Technical Standards

Candidates for the Master of Physician Assistant Practice (MPAP) degree must be able to fully perform the essential functions in each of the following categories: Observation, Communication, Motor, Intellectual, Behavioral/Social, and Task Completion. However, it is recognized that degrees of ability vary widely between individuals. Individuals are encouraged to discuss their disabilities with the FSU ADA Chair and consider technological and other facilitating mechanisms needed in order to train and function effectively as a physician assistant. The Florida State University College of Medicine is committed to enabling its students by any reasonable means or accommodations to complete the course of study leading to the MPAP degree.

Observation: A candidate must be able to observe demonstrations and experiments in the basic sciences, including but not limited to physiologic and pharmacologic demonstrations in animals, evaluation of microbiologic cultures and microscopic studies of microorganisms and tissues in normal and pathologic states.

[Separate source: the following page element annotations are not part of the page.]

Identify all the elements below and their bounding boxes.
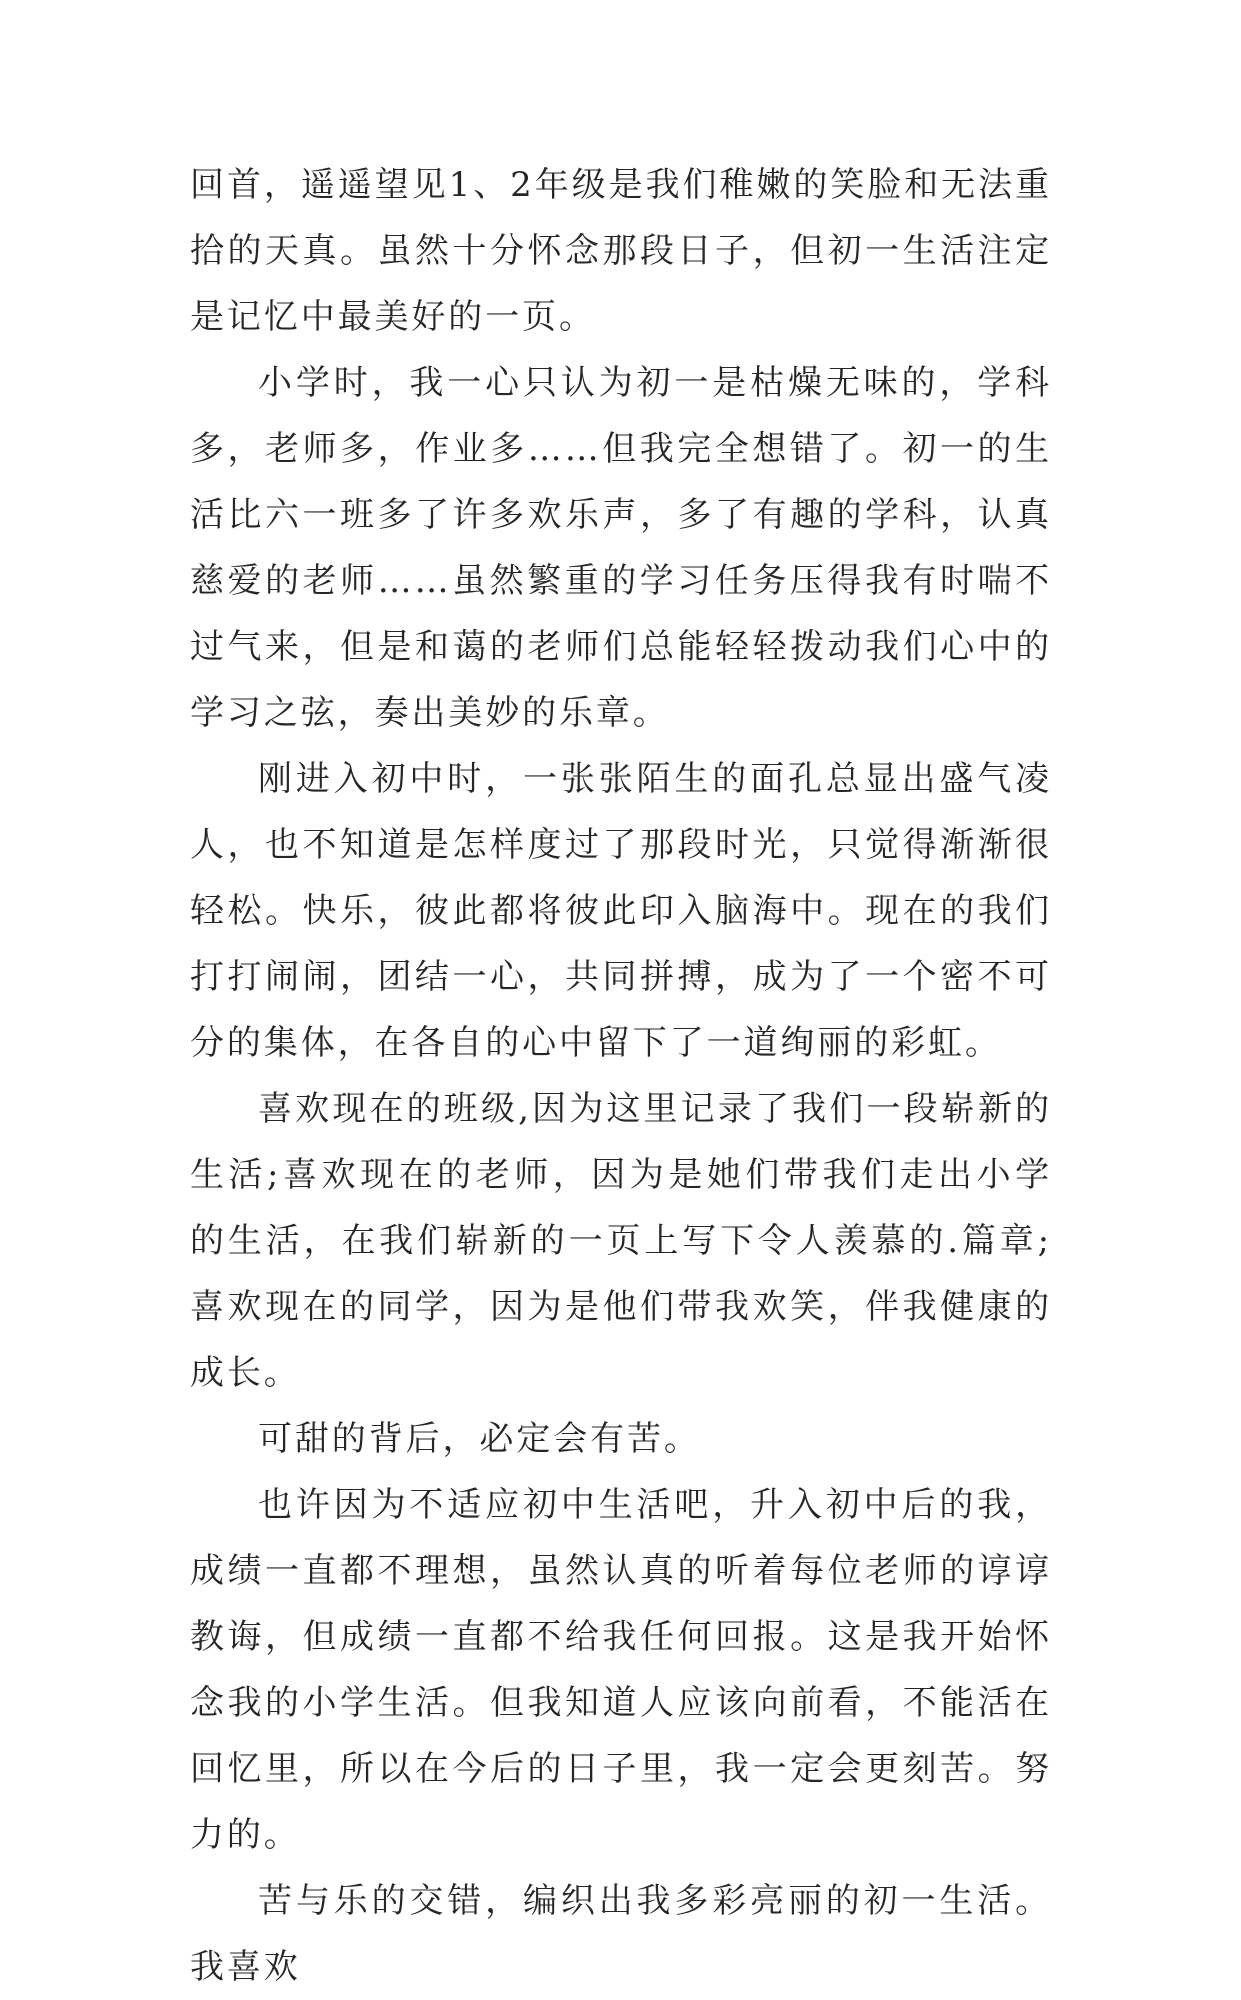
paragraph-2: 小学时，我一心只认为初一是枯燥无味的，学科多，老师多，作业多……但我完全想错了。初一的生活比六一班多了许多欢乐声，多了有趣的学科，认真慈爱的老师……虽然繁重的学习任务压得我有时喘不过气来，但是和蔼的老师们总能轻轻拨动我们心中的学习之弦，奏出美妙的乐章。 xyxy=(190,363,1052,733)
paragraph-6: 也许因为不适应初中生活吧，升入初中后的我，成绩一直都不理想，虽然认真的听着每位老师的谆谆教诲，但成绩一直都不给我任何回报。这是我开始怀念我的小学生活。但我知道人应该向前看，不能活在回忆里，所以在今后的日子里，我一定会更刻苦。努力的。 xyxy=(190,1485,1052,1855)
paragraph-3: 刚进入初中时，一张张陌生的面孔总显出盛气凌人，也不知道是怎样度过了那段时光，只觉得渐渐很轻松。快乐，彼此都将彼此印入脑海中。现在的我们打打闹闹，团结一心，共同拼搏，成为了一个密不可分的集体，在各自的心中留下了一道绚丽的彩虹。 xyxy=(190,759,1052,1063)
paragraph-7: 苦与乐的交错，编织出我多彩亮丽的初一生活。我喜欢 xyxy=(190,1881,1052,1987)
paragraph-4: 喜欢现在的班级,因为这里记录了我们一段崭新的生活;喜欢现在的老师，因为是她们带我们走出小学的生活，在我们崭新的一页上写下令人羡慕的.篇章;喜欢现在的同学，因为是他们带我欢笑，伴我健康的成长。 xyxy=(190,1089,1052,1393)
paragraph-5: 可甜的背后，必定会有苦。 xyxy=(258,1419,701,1459)
document-body xyxy=(190,152,1052,2000)
paragraph-1: 回首，遥遥望见1、2年级是我们稚嫩的笑脸和无法重拾的天真。虽然十分怀念那段日子，但初一生活注定是记忆中最美好的一页。 xyxy=(190,165,1052,337)
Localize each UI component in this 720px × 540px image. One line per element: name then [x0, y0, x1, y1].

A candidate must be able to observe a patient accurately at a distance and close at hand. Observation necessitates the functional use of the sense of vision and somatic sensation. It is enhanced by the functional use of the sense of smell.

Communication: A candidate must be able to communicate effectively and sensitively with patients. The focus of this communication is to elicit information, describe changes in mood, activity and posture and perceive nonverbal communications. Communication includes not only speech but also reading, writing and computer literacy. The candidate must be able to communicate effectively and efficiently in oral and written form with all members of the health care team.

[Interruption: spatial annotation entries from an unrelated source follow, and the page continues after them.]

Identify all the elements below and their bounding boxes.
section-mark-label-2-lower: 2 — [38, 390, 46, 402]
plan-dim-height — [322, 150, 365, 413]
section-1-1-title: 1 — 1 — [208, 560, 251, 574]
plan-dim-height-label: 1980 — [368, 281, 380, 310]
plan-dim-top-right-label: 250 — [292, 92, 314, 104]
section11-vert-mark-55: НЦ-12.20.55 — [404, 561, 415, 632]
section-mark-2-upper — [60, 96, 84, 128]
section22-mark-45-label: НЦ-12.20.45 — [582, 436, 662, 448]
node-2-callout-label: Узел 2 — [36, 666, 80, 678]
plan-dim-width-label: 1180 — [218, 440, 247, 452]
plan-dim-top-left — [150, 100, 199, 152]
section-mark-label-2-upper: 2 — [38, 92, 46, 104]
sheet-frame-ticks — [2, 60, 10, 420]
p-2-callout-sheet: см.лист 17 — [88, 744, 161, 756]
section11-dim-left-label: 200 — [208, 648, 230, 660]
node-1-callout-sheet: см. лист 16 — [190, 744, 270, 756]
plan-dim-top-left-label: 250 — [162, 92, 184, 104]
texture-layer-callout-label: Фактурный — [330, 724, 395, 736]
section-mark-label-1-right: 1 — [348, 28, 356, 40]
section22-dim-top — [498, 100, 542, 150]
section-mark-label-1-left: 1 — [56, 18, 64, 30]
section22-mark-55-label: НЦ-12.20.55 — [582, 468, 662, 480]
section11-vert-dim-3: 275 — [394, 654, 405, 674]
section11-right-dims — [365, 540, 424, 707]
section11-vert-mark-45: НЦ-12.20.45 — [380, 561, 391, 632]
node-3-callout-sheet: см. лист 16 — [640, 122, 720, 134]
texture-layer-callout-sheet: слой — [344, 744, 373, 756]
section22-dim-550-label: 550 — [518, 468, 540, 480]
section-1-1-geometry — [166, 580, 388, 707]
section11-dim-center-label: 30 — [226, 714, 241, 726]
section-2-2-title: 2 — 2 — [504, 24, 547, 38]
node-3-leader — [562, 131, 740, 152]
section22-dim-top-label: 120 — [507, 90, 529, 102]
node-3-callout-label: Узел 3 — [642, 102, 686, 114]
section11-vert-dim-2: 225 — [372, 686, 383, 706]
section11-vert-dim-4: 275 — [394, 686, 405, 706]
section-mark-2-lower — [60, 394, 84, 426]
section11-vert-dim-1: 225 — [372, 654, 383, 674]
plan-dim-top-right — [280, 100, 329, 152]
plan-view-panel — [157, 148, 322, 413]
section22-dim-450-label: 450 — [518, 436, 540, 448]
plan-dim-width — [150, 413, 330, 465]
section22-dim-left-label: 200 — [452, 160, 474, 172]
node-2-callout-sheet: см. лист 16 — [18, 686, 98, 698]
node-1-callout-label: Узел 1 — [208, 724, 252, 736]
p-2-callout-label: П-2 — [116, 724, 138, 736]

Motor: A candidate must have sufficient motor function to elicit information from patients by palpation, auscultation, percussion and other diagnostic maneuvers. A candidate must be able to execute motor movements reasonably required to provide general care and emergency treatments to patients. Such actions require coordination of both gross and fine muscular movements, equilibrium and functional use of the senses of touch and vision.

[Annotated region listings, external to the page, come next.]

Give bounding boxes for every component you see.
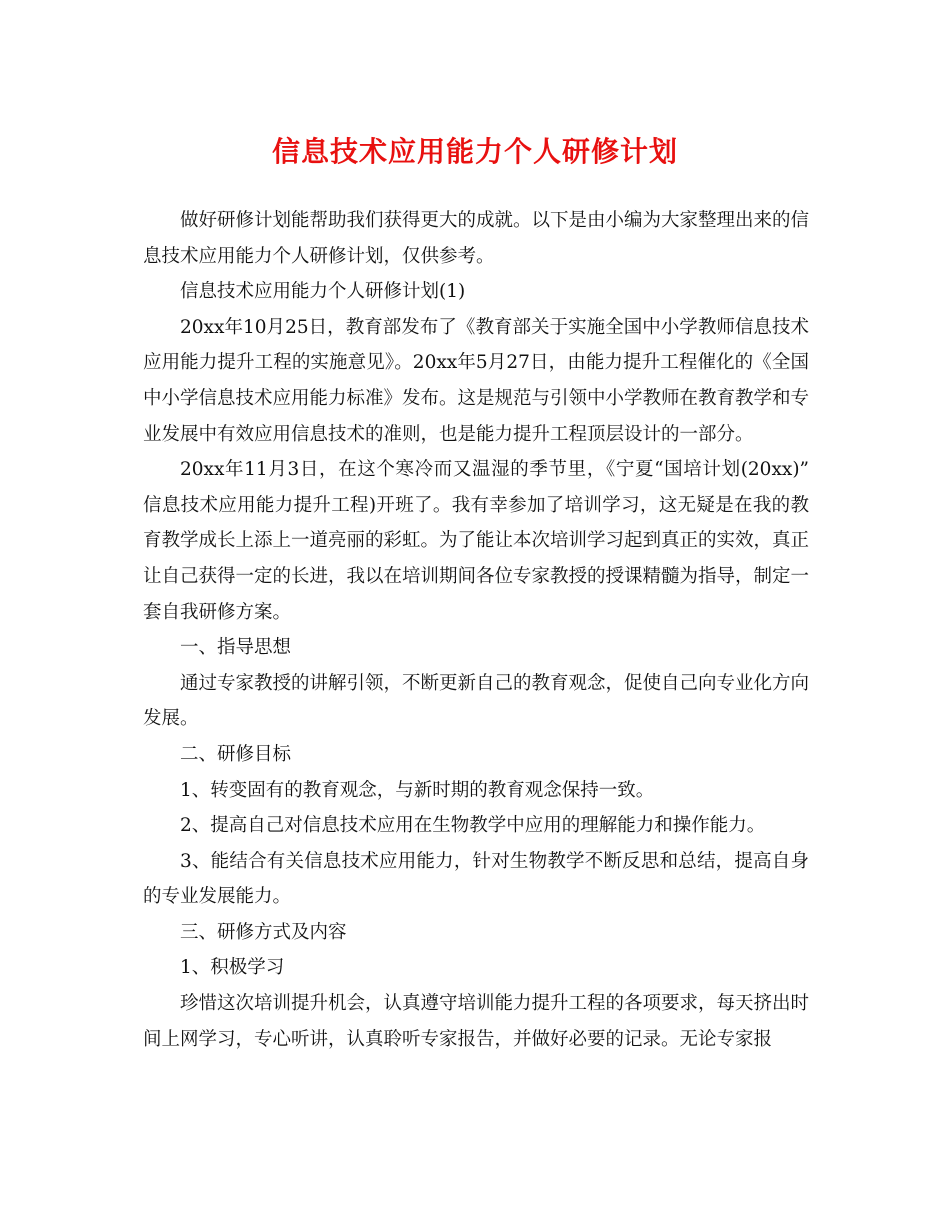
paragraph-intro: 做好研修计划能帮助我们获得更大的成就。以下是由小编为大家整理出来的信息技术应用能力个人研修计划，仅供参考。 (143, 210, 810, 267)
goal-item-3: 3、能结合有关信息技术应用能力，针对生物教学不断反思和总结，提高自身的专业发展能力。 (143, 850, 809, 908)
method-heading-1: 1、积极学习 (180, 957, 285, 979)
document-title: 信息技术应用能力个人研修计划 (271, 135, 678, 168)
paragraph-active-learning: 珍惜这次培训提升机会，认真遵守培训能力提升工程的各项要求，每天挤出时间上网学习，专心听讲，认真聆听专家报告，并做好必要的记录。无论专家报 (143, 993, 810, 1050)
paragraph-subtitle: 信息技术应用能力个人研修计划(1) (180, 281, 466, 303)
paragraph-guiding-thought: 通过专家教授的讲解引领，不断更新自己的教育观念，促使自己向专业化方向发展。 (143, 672, 810, 730)
paragraph-background: 20xx年10月25日，教育部发布了《教育部关于实施全国中小学教师信息技术应用能力提升工程的实施意见》。20xx年5月27日，由能力提升工程催化的《全国中小学信息技术应用能力标准》发布。这是规范与引领中小学教师在教育教学和专业发展中有效应用信息技术的准则，也是能力提升工程顶层设计的一部分。 (143, 316, 810, 445)
paragraph-training: 20xx年11月3日，在这个寒冷而又温湿的季节里，《宁夏“国培计划(20xx)”信息技术应用能力提升工程)开班了。我有幸参加了培训学习，这无疑是在我的教育教学成长上添上一道亮丽的彩虹。为了能让本次培训学习起到真正的实效，真正让自己获得一定的长进，我以在培训期间各位专家教授的授课精髓为指导，制定一套自我研修方案。 (143, 459, 810, 623)
section-heading-goals: 二、研修目标 (180, 743, 292, 765)
goal-item-1: 1、转变固有的教育观念，与新时期的教育观念保持一致。 (180, 779, 655, 801)
section-heading-methods: 三、研修方式及内容 (180, 921, 347, 943)
document-body (143, 203, 809, 1057)
section-heading-guiding-thought: 一、指导思想 (180, 637, 292, 659)
goal-item-2: 2、提高自己对信息技术应用在生物教学中应用的理解能力和操作能力。 (180, 815, 766, 837)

Intellectual (Conceptual, Integrative and Quantitative Abilities): A candidate must have the ability to measure, calculate, reason and analyze; they must be able to synthesize and apply complex information. Candidates must be fully alert and attentive at all times in clinical settings.

Behavioral/Social Attributes: A candidate must possess the emotional health required for full utilization of his or her intellectual abilities, the exercise of good judgment, the prompt completion of all responsibilities attendant to the diagnosis and care of patients and the development of mature, sensitive and effective relationships with patients. Candidates must be able to tolerate physically taxing workloads and to function effectively under stress. They must be able to adapt to changing environments, to display flexibility and learn to function in the face of uncertainties inherent in the clinical problems of many patients. Commitment to excellence, service orientation, goal-setting skills, academic ability, self-awareness, integrity, compassion, motivation and interpersonal skills are all personal qualities that are assessed during the admission and education processes.

Task Completion: A candidate must possess the intellectual, motor, and communication abilities to perform duties in a timely manner that enhances patient recovery and survival.